3 May 2021
Tehachapi Willow Road to Golden Oaks Spring
PCT Mile 558.5 to 583.8
I was up late last night planning this next leg of the trip. My section hikes of the PCT ended up at Tehachapi Pass, so I will finally be getting to new trail. Yay!
I got a ride back to the PCT this morning with Cheryl, a trail angel who also hosts hikers in her home with her husband Ted. In the car with us was another hiker who had stayed with them, Sugarfoot.
There was lots of construction traffic on the way, but we finally got there about 7:30am.
The first 8 miles up to highway 58 were a smooth rolling climb and then quick descent through yet another wind farm. It went very quickly in the cool morning air, and the crazy winds from the past two days were gone.
On the descent I found a ravine near the switchbacks that was full of sand so I jump-skied that all the way down to the road, where I had to empty my shoes!
On the other side of the highway there was a water cache.
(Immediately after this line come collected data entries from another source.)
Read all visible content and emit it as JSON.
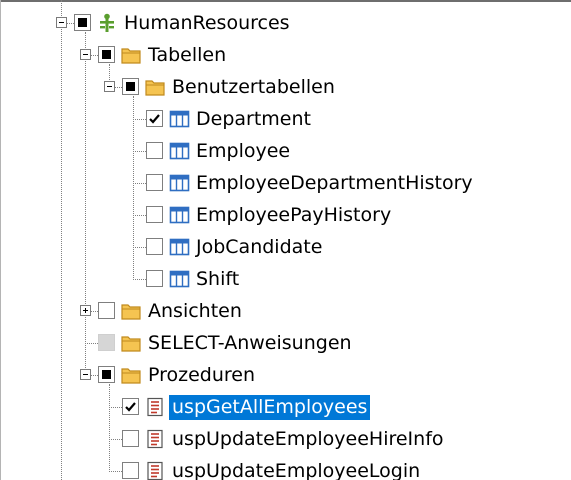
{
  "tree": {
    "nodes": [
      {
        "id": "humanresources",
        "label": "HumanResources",
        "level": 0,
        "icon": "schema-icon",
        "expander": "minus",
        "checkbox": "partial",
        "selected": false,
        "icon_color": "#5a9e2e"
      },
      {
        "id": "tabellen",
        "label": "Tabellen",
        "level": 1,
        "icon": "folder-icon",
        "expander": "minus",
        "checkbox": "partial",
        "selected": false
      },
      {
        "id": "benutzertabellen",
        "label": "Benutzertabellen",
        "level": 2,
        "icon": "folder-icon",
        "expander": "minus",
        "checkbox": "partial",
        "selected": false
      },
      {
        "id": "department",
        "label": "Department",
        "level": 3,
        "icon": "table-icon",
        "expander": "none",
        "checkbox": "checked",
        "selected": false
      },
      {
        "id": "employee",
        "label": "Employee",
        "level": 3,
        "icon": "table-icon",
        "expander": "none",
        "checkbox": "unchecked",
        "selected": false
      },
      {
        "id": "employeedepartmenthistory",
        "label": "EmployeeDepartmentHistory",
        "level": 3,
        "icon": "table-icon",
        "expander": "none",
        "checkbox": "unchecked",
        "selected": false
      },
      {
        "id": "employeepayhistory",
        "label": "EmployeePayHistory",
        "level": 3,
        "icon": "table-icon",
        "expander": "none",
        "checkbox": "unchecked",
        "selected": false
      },
      {
        "id": "jobcandidate",
        "label": "JobCandidate",
        "level": 3,
        "icon": "table-icon",
        "expander": "none",
        "checkbox": "unchecked",
        "selected": false
      },
      {
        "id": "shift",
        "label": "Shift",
        "level": 3,
        "icon": "table-icon",
        "expander": "none",
        "checkbox": "unchecked",
        "selected": false
      },
      {
        "id": "ansichten",
        "label": "Ansichten",
        "level": 1,
        "icon": "folder-icon",
        "expander": "plus",
        "checkbox": "unchecked",
        "selected": false
      },
      {
        "id": "select-anweisungen",
        "label": "SELECT-Anweisungen",
        "level": 1,
        "icon": "folder-icon",
        "expander": "none",
        "checkbox": "disabled",
        "selected": false
      },
      {
        "id": "prozeduren",
        "label": "Prozeduren",
        "level": 1,
        "icon": "folder-icon",
        "expander": "minus",
        "checkbox": "partial",
        "selected": false
      },
      {
        "id": "uspgetallemployees",
        "label": "uspGetAllEmployees",
        "level": 2,
        "icon": "procedure-icon",
        "expander": "none",
        "checkbox": "checked",
        "selected": true
      },
      {
        "id": "uspupdateemployeehireinfo",
        "label": "uspUpdateEmployeeHireInfo",
        "level": 2,
        "icon": "procedure-icon",
        "expander": "none",
        "checkbox": "unchecked",
        "selected": false
      },
      {
        "id": "uspupdateemployeelogin",
        "label": "uspUpdateEmployeeLogin",
        "level": 2,
        "icon": "procedure-icon",
        "expander": "none",
        "checkbox": "unchecked",
        "selected": false
      }
    ],
    "colors": {
      "selection_bg": "#0078d7",
      "selection_text": "#ffffff",
      "folder_fill": "#f5c451",
      "folder_stroke": "#c08a1e",
      "table_blue": "#2f6ec2",
      "procedure_red": "#c0392b",
      "schema_green": "#5a9e2e"
    }
  }
}
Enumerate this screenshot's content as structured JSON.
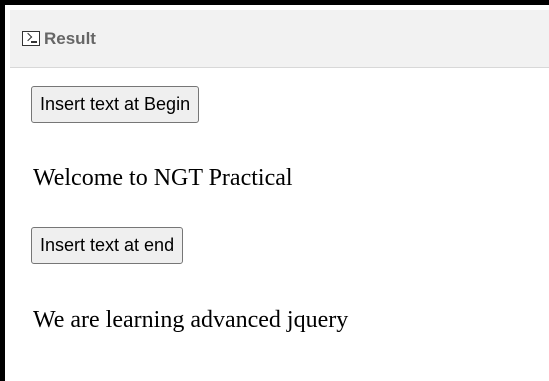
{
  "header": {
    "icon": "terminal-icon",
    "title": "Result"
  },
  "content": {
    "button_begin_label": "Insert text at Begin",
    "paragraph_1": "Welcome to NGT Practical",
    "button_end_label": "Insert text at end",
    "paragraph_2": "We are learning advanced jquery"
  }
}
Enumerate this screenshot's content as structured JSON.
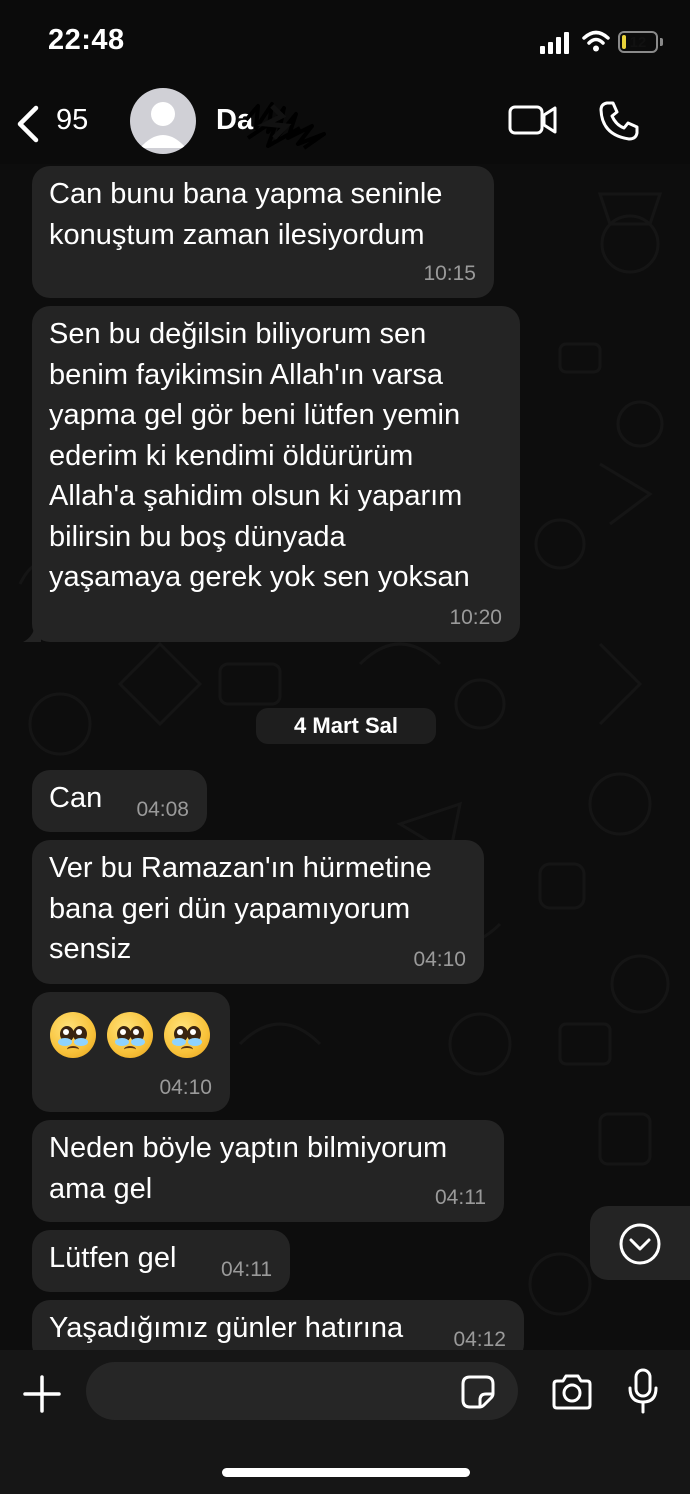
{
  "status_bar": {
    "time": "22:48",
    "battery": "12",
    "battery_level": 0.12
  },
  "header": {
    "back_count": "95",
    "contact_name": "Da"
  },
  "messages": [
    {
      "text": "Can bunu bana yapma seninle\nkonuştum zaman ilesiyordum",
      "time": "10:15"
    },
    {
      "text": "Sen bu değilsin biliyorum sen\nbenim fayikimsin Allah'ın varsa\nyapma gel gör beni lütfen yemin\nederim ki kendimi öldürürüm\nAllah'a şahidim olsun ki yaparım\nbilirsin bu boş dünyada\nyaşamaya gerek yok sen yoksan",
      "time": "10:20"
    },
    {
      "text": "Can",
      "time": "04:08"
    },
    {
      "text": "Ver bu Ramazan'ın hürmetine\nbana geri dün yapamıyorum\nsensiz",
      "time": "04:10"
    },
    {
      "emoji_count": 3,
      "emoji_name": "pleading-face",
      "time": "04:10"
    },
    {
      "text": "Neden böyle yaptın bilmiyorum\nama gel",
      "time": "04:11"
    },
    {
      "text": "Lütfen gel",
      "time": "04:11"
    },
    {
      "text": "Yaşadığımız günler hatırına",
      "time": "04:12"
    }
  ],
  "date_separator": "4 Mart Sal",
  "composer": {
    "placeholder": ""
  }
}
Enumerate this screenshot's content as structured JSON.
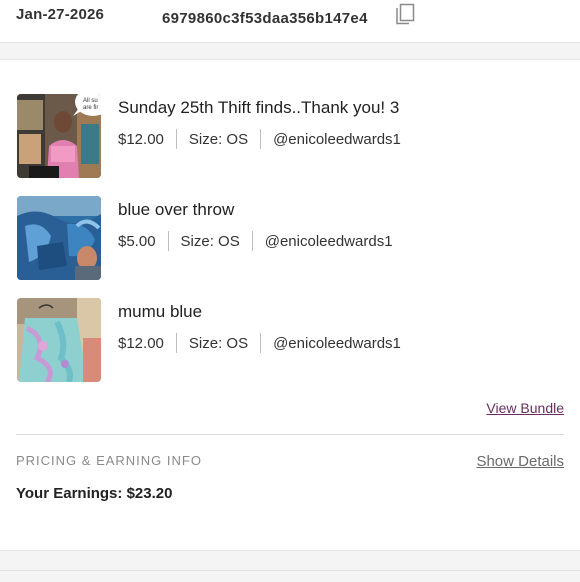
{
  "order": {
    "date": "Jan-27-2026",
    "id": "6979860c3f53daa356b147e4"
  },
  "items": [
    {
      "title": "Sunday 25th Thift finds..Thank you! 3",
      "price": "$12.00",
      "size": "Size: OS",
      "seller": "@enicoleedwards1",
      "thumb_bubble": "All su are fir"
    },
    {
      "title": "blue over throw",
      "price": "$5.00",
      "size": "Size: OS",
      "seller": "@enicoleedwards1"
    },
    {
      "title": "mumu blue",
      "price": "$12.00",
      "size": "Size: OS",
      "seller": "@enicoleedwards1"
    }
  ],
  "bundle": {
    "view_label": "View Bundle"
  },
  "pricing": {
    "heading": "PRICING & EARNING INFO",
    "show_details_label": "Show Details",
    "earnings_label": "Your Earnings:",
    "earnings_value": "$23.20"
  },
  "colors": {
    "accent_link": "#6b2c5f",
    "band_gray": "#f4f4f4"
  },
  "icons": {
    "copy": "copy-icon"
  }
}
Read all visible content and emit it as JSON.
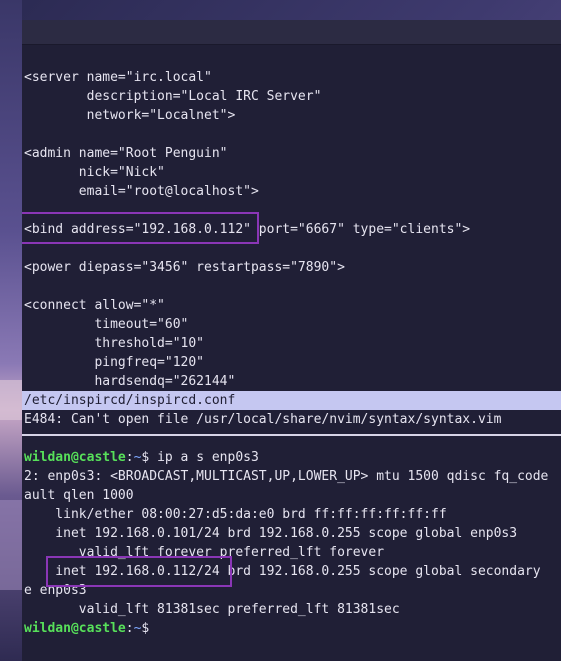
{
  "editor": {
    "lines": [
      "<server name=\"irc.local\"",
      "        description=\"Local IRC Server\"",
      "        network=\"Localnet\">",
      "",
      "<admin name=\"Root Penguin\"",
      "       nick=\"Nick\"",
      "       email=\"root@localhost\">",
      "",
      "<bind address=\"192.168.0.112\" port=\"6667\" type=\"clients\">",
      "",
      "<power diepass=\"3456\" restartpass=\"7890\">",
      "",
      "<connect allow=\"*\"",
      "         timeout=\"60\"",
      "         threshold=\"10\"",
      "         pingfreq=\"120\"",
      "         hardsendq=\"262144\""
    ],
    "status_filename": "/etc/inspircd/inspircd.conf",
    "error_message": "E484: Can't open file /usr/local/share/nvim/syntax/syntax.vim"
  },
  "terminal": {
    "prompt_user": "wildan@castle",
    "prompt_sep": ":",
    "prompt_path": "~",
    "prompt_symbol": "$ ",
    "command": "ip a s enp0s3",
    "output": [
      "2: enp0s3: <BROADCAST,MULTICAST,UP,LOWER_UP> mtu 1500 qdisc fq_code",
      "ault qlen 1000",
      "    link/ether 08:00:27:d5:da:e0 brd ff:ff:ff:ff:ff:ff",
      "    inet 192.168.0.101/24 brd 192.168.0.255 scope global enp0s3",
      "       valid_lft forever preferred_lft forever",
      "    inet 192.168.0.112/24 brd 192.168.0.255 scope global secondary ",
      "e enp0s3",
      "       valid_lft 81381sec preferred_lft 81381sec"
    ]
  },
  "colors": {
    "highlight_box": "#8a36b6",
    "prompt_user": "#57e05a",
    "prompt_path": "#7fa8ff",
    "statusline_bg": "#c5c7f1"
  }
}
I loaded up with 4 liters! This is a very dry stretch coming up, with no natural water until the end of my 25 mile day today.
And then I started the new part. Coincidentally, this is also the place where Cheryl Strayed, author of Wild, started her hike of the PCT. I thought about her today, especially since she hiked so few miles per day in a place where water is so scarce. Her pack must have been crazy heavy with all the water she needed!
The trail follows the highway for a couple of miles and then begins a 2,000 foot ascent. I took a break halfway up where Sugarfoot passed me.
The climb was tough, but once at the top the views of this high desert were colorful and lovely, like some spots in southern Utah.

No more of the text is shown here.